ОглавлениеЗима, такая нескончаемо долгая, меж тем кончилась. Каток растаял, в Александровском саду зеленела трава, ожидалась защита диплома, экзамены, обступали хлопоты о работе.
По-прежнему встречались с Богданом, это стало привычкой. Он был внимателен, порой казалось, даже нежен, старался развлечь поинтереснее и накормить повкуснее – но и только. При этом, очевидно, старался: культурную программу продумывал, предлагал варианты на выбор, запоминал, что ей нравится.
Говорить с ним было легко и интересно – и на том спасибо.

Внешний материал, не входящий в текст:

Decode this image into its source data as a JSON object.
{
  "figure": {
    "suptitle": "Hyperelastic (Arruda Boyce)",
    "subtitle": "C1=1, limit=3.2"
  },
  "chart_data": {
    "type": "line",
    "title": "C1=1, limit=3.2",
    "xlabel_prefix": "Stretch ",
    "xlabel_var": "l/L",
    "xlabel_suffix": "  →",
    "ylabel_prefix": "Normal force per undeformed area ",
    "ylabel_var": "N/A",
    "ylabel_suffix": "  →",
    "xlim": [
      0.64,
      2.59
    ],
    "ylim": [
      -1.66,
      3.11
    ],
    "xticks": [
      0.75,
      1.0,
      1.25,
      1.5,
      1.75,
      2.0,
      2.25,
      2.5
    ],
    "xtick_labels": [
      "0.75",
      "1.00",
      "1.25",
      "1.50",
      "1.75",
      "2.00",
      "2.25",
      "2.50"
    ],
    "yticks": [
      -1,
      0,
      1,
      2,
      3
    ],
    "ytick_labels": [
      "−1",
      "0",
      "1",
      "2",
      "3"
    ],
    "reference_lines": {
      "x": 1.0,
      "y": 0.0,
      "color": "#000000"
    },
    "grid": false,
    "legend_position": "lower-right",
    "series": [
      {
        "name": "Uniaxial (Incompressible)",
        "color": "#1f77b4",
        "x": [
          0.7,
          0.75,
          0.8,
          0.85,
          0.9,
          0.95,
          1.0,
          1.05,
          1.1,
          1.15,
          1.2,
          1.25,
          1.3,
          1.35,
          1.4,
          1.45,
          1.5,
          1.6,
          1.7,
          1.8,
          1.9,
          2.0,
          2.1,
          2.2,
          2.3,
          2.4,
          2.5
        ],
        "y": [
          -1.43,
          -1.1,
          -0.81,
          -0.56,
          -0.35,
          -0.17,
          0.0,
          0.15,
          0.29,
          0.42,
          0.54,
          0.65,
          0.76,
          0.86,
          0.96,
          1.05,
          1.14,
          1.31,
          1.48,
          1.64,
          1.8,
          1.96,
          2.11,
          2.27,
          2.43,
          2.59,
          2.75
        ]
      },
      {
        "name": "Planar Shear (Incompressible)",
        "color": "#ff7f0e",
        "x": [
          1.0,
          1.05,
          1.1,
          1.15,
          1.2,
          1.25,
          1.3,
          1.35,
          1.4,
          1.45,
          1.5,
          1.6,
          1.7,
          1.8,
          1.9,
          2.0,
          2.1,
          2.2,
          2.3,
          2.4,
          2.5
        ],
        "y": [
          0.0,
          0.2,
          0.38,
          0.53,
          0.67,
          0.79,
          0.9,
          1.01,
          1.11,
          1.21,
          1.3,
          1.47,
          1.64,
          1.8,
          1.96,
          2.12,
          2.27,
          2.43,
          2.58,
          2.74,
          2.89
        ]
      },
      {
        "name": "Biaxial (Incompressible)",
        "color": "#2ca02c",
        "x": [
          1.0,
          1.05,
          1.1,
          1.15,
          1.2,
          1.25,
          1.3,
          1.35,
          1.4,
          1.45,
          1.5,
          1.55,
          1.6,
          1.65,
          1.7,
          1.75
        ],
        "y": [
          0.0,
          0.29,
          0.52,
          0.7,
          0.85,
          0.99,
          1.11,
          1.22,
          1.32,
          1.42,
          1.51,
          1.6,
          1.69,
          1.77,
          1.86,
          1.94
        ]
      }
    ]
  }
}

С иными кавалерами, с теми же физиками, разговор напоминал игру в бадминтон с тётей Зиной, когда той являлась фантазия поиграть. Прасковье приходилось непрерывно поднимать волан откуда-то снизу и носиться по всему полю, чтобы он окончательно не упал. Вот так же получалось и с разговорами. Беседа с прошлыми Прасковьиными кавалерами-физиками, да и не только с ними, постоянно падала, и ей приходилось её поднимать от самой земли. С Богданом не так: разговор журчал, словно ручеёк по камушкам, и всякий раз, расставаясь, они обнаруживали, что о чём-то не договорили.
У Прасковьи день рождения первого мая – такое вот забавное совпадение. Когда Богдан узнал – тут же спросил: что подарить кроме цветов? Сказал, что не любит пустых и формальных подарков.
– Книга – лучший подарок, – не колеблясь, ответила Прасковья. – Я ведь дочка и внучка учительниц литературы.
– Тогда сделаем так: пойдём в «Библио-глобус», посмотрим книжки, и ты выберешь сама. А потом съедим стейк по соседству, в стейк-хаусе. Ты любишь стейки?
– Люблю, – соврала Прасковья, – хотя сроду их не ела. Разговоры о страшно дорогой мраморной говядине – слышала, вернее, читала в какой-то Рининой статье в «атмосферном» журнале, но есть – не ела.
– Отлично! Наши вкусы совпадают, – обрадовался Богдан. – Я стейки не только есть люблю – я и жарить умею. У меня есть специальный мясник, к которому я иногда езжу за мясом для стейков. Следующий раз поджарю тебе стейк, и ты сравнишь.
«Потрясающе, – изумилась Прасковья, – Вронский тоже ел стейки. Назывались они только по-другому: «бифстек», кажется». Из памяти выплыло: «В день красносельских скачек Вронский раньше обыкновенного пришел съесть бифстек в общую залу артели полка». А вот ещё: «Вронский ел свой бифстек, когда она вышла в столовую. – Ты не поверишь, как мне опостылели эти комнаты, – сказала она, садясь подле него к своему кофею. – Ничего нет ужаснее этих chambres garnies…». М-да, были у людей проблемы… Ей бы, Прасковье хоть бы самую плохонькую chambre garni1, хоть в Выхине, хоть в Капотне.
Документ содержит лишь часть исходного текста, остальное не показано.